The Hebrew word sa·risʹ and the Greek word eu·nouʹkhos apply, when used in a literal sense, to a human male who has been castrated. Such were appointed in royal courts as attendants, or caretakers, of the queen, the harem, and the women. (Es 2:3, 12-15; 4:4-6, 9) Because of their closeness to the king’s household, eunuchs of ability often rose to high rank. In a broad sense the term also denoted any official assigned to duties in the court of the king, not indicating that these men were literal eunuchs.
Under the Law covenant, a eunuch was not allowed to become part of the congregation of God’s people. (De 23:1) There is, accordingly, no indication that any of the Israelites or alien residents among them were made eunuchs for service in the palace of Israelite kings. Under the Law, slaves were to be circumcised, not castrated. However, it was the custom of Eastern pagan nations to make eunuchs out of some of the children taken captive in war.

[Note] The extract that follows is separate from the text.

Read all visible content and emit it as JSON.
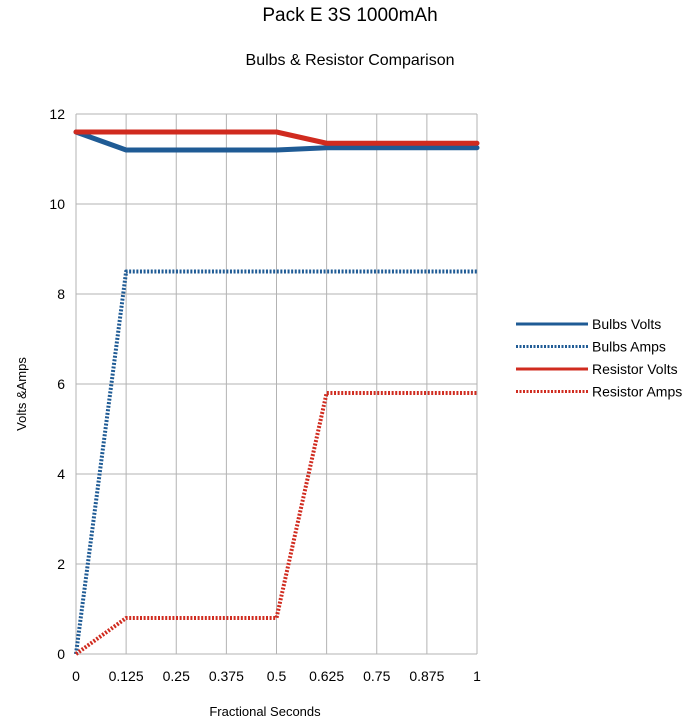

The court official who was in charge of the treasury of the queen of Ethiopia and to whom Philip preached is called a eunuch. He was a proselyte to the Jewish religion who had come to Jerusalem to worship God. But since a castrated person was not accepted into the congregation of Israel under the Law, the term eu·nouʹkhos would apply here not literally but in its sense of “court official.” (Ac 8:26-39; De 23:1) Ebed-melech, the Ethiopian who rescued the prophet Jeremiah from imprisonment in a cistern, was a eunuch in the court of King Zedekiah. It would appear that the term here, too, applies in the frequent sense of officer. Ebed-melech seems to have been a man of authority. He appealed directly to King Zedekiah in Jeremiah’s behalf and was given command over 30 men for the rescue operation.—Jer 38:7-13.
Jehovah comfortingly foretold the time when eunuchs would be accepted by him as his servants and, if obedient, would have a name better than sons and daughters. With the abolition of the Law by Jesus Christ, all persons exercising faith, regardless of their former status or condition, could become spiritual sons of God. Fleshly distinctions were removed.—Isa 56:4, 5; Joh 1:12; 1Co 7:24; 2Co 5:16.
Jesus Christ spoke of three classes of eunuchs at Matthew 19:12, saying: “For there are eunuchs that were born such from their mother’s womb, and there are eunuchs that were made eunuchs by men, and there are eunuchs that have made themselves eunuchs on account of the kingdom of the heavens. Let him that can make room for it make room for it.” Those who are said to have “made themselves eunuchs” because of the kingdom are those who exercise self-control so as to apply themselves to the service of God. The apostle Paul recommends this as the “better” course for Christians who do not become “inflamed with passion.” These, he said, could serve the Lord more constantly “without distraction.” (1Co 7:9, 29-38) Such “eunuchs” are not persons who have physically castrated themselves or have been emasculated; instead, these persons voluntarily remain in a state of singleness. No vow of celibacy is recommended by the Bible, and “forbidding to marry” is condemned as one of the marks of the apostasy. In fact, some of the apostles were married men.—1Ti 4:1-3; 1Co 9:5; Mt 8:14; Mr 1:30; Lu 4:38; see COURT OFFICIAL.